History

United Kingdom
- Name: Mersey
- Namesake: River Mersey
- Builder: Chittagong
- Launched: 1801
- Fate: Wrecked 1804

General characteristics
- Type: Ship
- Tons burthen: 300, or 350 (bm)
- Propulsion: Sail
- Complement: 73
- Armament: 10 guns
- Notes: Teak built.

= Mersey (1801 ship) =

Ship wrecked in the Torres Strait, Australia

 Mersey was a ship launched at Chittagong in 1801, and wrecked in the Torres Strait, Australia, about mid-June 1804. She was the first merchantman lost in the Strait.

Mersey was built in Chittagong in 1801, and registered at Fort William, India. At the time of her loss her captain and owner was James Wilson.

Mersey, Captain Wilson, arrived at Sydney on 10 April 1804, with a cargo chiefly consisting of sugar, port and Madeira wine, cordage, and some piece goods. An advertisement on 22 April, announced the sale on Monday 23 April, of Merseys cargo. The advertisement provided a rich, detailed listing of the cargo.

Philip Gidley King, governor of New South Wales, on 15 May 1804, announced that Mersey would return to India via an "hithertoo unfrequented passage to Torres Strait in the track of Captain Flinders." King had chartered Mersey to purchase 250 cows from Bengal and deliver them to Hobart, Tasmania.
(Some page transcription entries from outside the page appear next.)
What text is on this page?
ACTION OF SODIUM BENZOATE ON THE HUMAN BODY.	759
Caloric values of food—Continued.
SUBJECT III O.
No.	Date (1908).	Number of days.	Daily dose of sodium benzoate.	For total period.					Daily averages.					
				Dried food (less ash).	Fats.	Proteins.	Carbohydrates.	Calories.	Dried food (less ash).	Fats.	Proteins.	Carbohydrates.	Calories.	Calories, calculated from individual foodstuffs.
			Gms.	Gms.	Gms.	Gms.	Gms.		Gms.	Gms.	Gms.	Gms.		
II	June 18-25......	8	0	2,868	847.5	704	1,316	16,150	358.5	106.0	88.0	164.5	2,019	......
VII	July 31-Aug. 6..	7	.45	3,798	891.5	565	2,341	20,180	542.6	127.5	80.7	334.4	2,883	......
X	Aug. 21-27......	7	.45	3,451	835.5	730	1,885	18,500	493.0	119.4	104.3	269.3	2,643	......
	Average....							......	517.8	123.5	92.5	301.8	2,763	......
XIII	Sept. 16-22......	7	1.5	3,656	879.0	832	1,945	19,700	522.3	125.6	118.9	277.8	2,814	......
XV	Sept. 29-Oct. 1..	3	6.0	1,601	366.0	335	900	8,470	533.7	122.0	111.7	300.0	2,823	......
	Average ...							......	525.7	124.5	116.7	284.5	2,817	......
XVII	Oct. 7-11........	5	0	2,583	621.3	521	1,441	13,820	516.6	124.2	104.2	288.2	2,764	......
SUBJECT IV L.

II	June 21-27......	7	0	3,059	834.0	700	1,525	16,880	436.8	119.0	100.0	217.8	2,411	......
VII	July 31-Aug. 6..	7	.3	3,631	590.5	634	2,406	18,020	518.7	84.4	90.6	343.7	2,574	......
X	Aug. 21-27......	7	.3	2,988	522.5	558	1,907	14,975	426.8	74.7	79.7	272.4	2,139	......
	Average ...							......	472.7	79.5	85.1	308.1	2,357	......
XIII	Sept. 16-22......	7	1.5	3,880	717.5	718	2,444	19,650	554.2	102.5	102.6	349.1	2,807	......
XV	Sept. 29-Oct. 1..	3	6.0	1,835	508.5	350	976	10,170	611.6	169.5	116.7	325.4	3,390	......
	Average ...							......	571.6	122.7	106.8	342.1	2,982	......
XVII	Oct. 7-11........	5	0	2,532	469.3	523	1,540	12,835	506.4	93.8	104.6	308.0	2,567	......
Mersey left Port Jackson on 24 May 1804, for Bengal with a cargo of 1632 feet of timber. While passing through the Torres Strait, Mersey was totally wrecked. The whaler brought the news on 17 November 1804, from Timor.

Only 17 crew and the captain were saved by sailing in a longboat to Timor; 56 others had perished. After refitting the longboat at Dili the survivors reached Bencoolen from where they sailed to Madras on an Acehen vessel. Captain Wilson arrived in Calcutta 20 September 1804, on board Margaret, from Madras.